The speakers included representatives of 10 non-governmental organisations, who shared their views on the various issues being faced by women in the country.
Hina Tabassum of the Human Rights Forum of Pakistan (FHRP) said the participation of women in the electoral process was dismally low in the country. “In 200 polling booths, the percentage of women voters was zero in the last elections, which shows that women are not playing their part in the political process,” she said. “This point towards the poor social status of women in the rural part of the country.”
Tabassum said the UN Charter for Human Rights should be inculcated in the school syllabus, so that children, who were the future of the country, should know the basic concept of human rights. Stressing the significance of the day, Illahi Bux of the Strengthening Participatory Organization (SPO) said the masses in general, and not the women alone, were in need of fundamental rights.
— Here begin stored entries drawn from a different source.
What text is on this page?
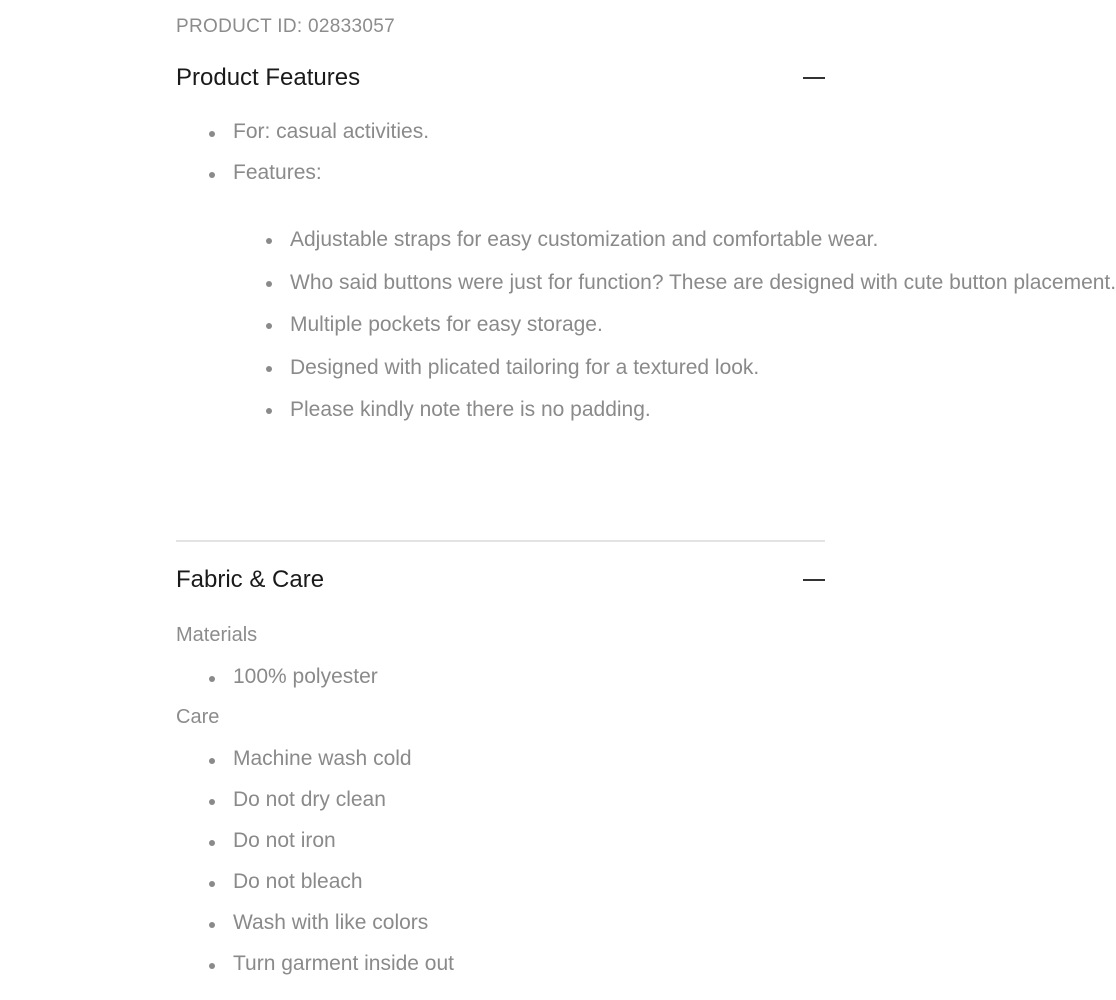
PRODUCT ID: 02833057
Product Features
For: casual activities.
Features:
Adjustable straps for easy customization and comfortable wear.
Who said buttons were just for function? These are designed with cute button placement.
Multiple pockets for easy storage.
Designed with plicated tailoring for a textured look.
Please kindly note there is no padding.
Fabric & Care
Materials
100% polyester
Care
Machine wash cold
Do not dry clean
Do not iron
Do not bleach
Wash with like colors
Turn garment inside out
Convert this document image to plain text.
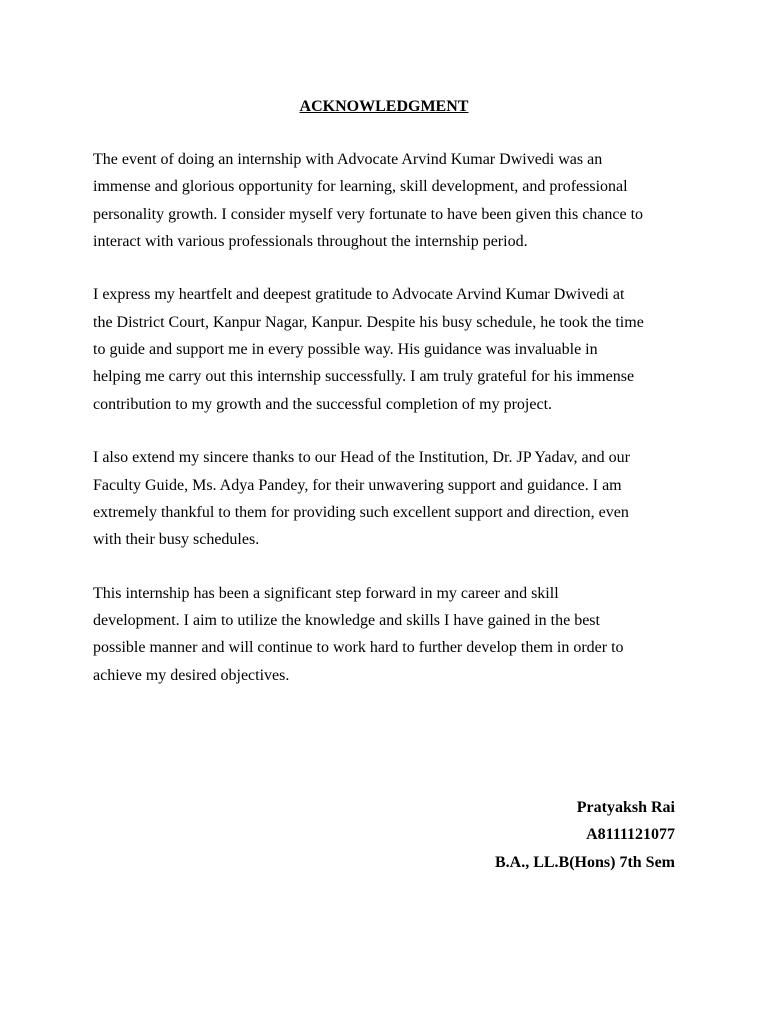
ACKNOWLEDGMENT

The event of doing an internship with Advocate Arvind Kumar Dwivedi was an
immense and glorious opportunity for learning, skill development, and professional
personality growth. I consider myself very fortunate to have been given this chance to
interact with various professionals throughout the internship period.

I express my heartfelt and deepest gratitude to Advocate Arvind Kumar Dwivedi at
the District Court, Kanpur Nagar, Kanpur. Despite his busy schedule, he took the time
to guide and support me in every possible way. His guidance was invaluable in
helping me carry out this internship successfully. I am truly grateful for his immense
contribution to my growth and the successful completion of my project.

I also extend my sincere thanks to our Head of the Institution, Dr. JP Yadav, and our
Faculty Guide, Ms. Adya Pandey, for their unwavering support and guidance. I am
extremely thankful to them for providing such excellent support and direction, even
with their busy schedules.

This internship has been a significant step forward in my career and skill
development. I aim to utilize the knowledge and skills I have gained in the best
possible manner and will continue to work hard to further develop them in order to
achieve my desired objectives.

Pratyaksh Rai
A8111121077
B.A., LL.B(Hons) 7th Sem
“A farmer who suppresses his wife is also a repressed creature in this land,” he said. “The oppressor (the farmer) also has some rights which we need to safeguard.” The rights of economically oppressed farmers were as important as those of women and others, he said. “We need to highlight that as well.”
The lack of women prosecutors in the judiciary of the country was raised by Hasan Akhtar of the Asian Human Rights. He said the participation of women in the judicial process was a cause of concern, especially when the state was prosecuting a rape accused.
“We don’t see many female prosecutors fighting rape cases or hearing them as judges. The judiciary is very much male-dominated, which hurts the larger cause of women rights in the country, which we have seen in the past.”
The participants of the civil society resolved to work as pressure group in the future and take on human rights challenges faced by the people in the country.
Malka of Aurat Foundation briefly gave a historic sketch of Human Rights Day to the audience and civil rights activist Asad Iqbal Butt hosted the occasion.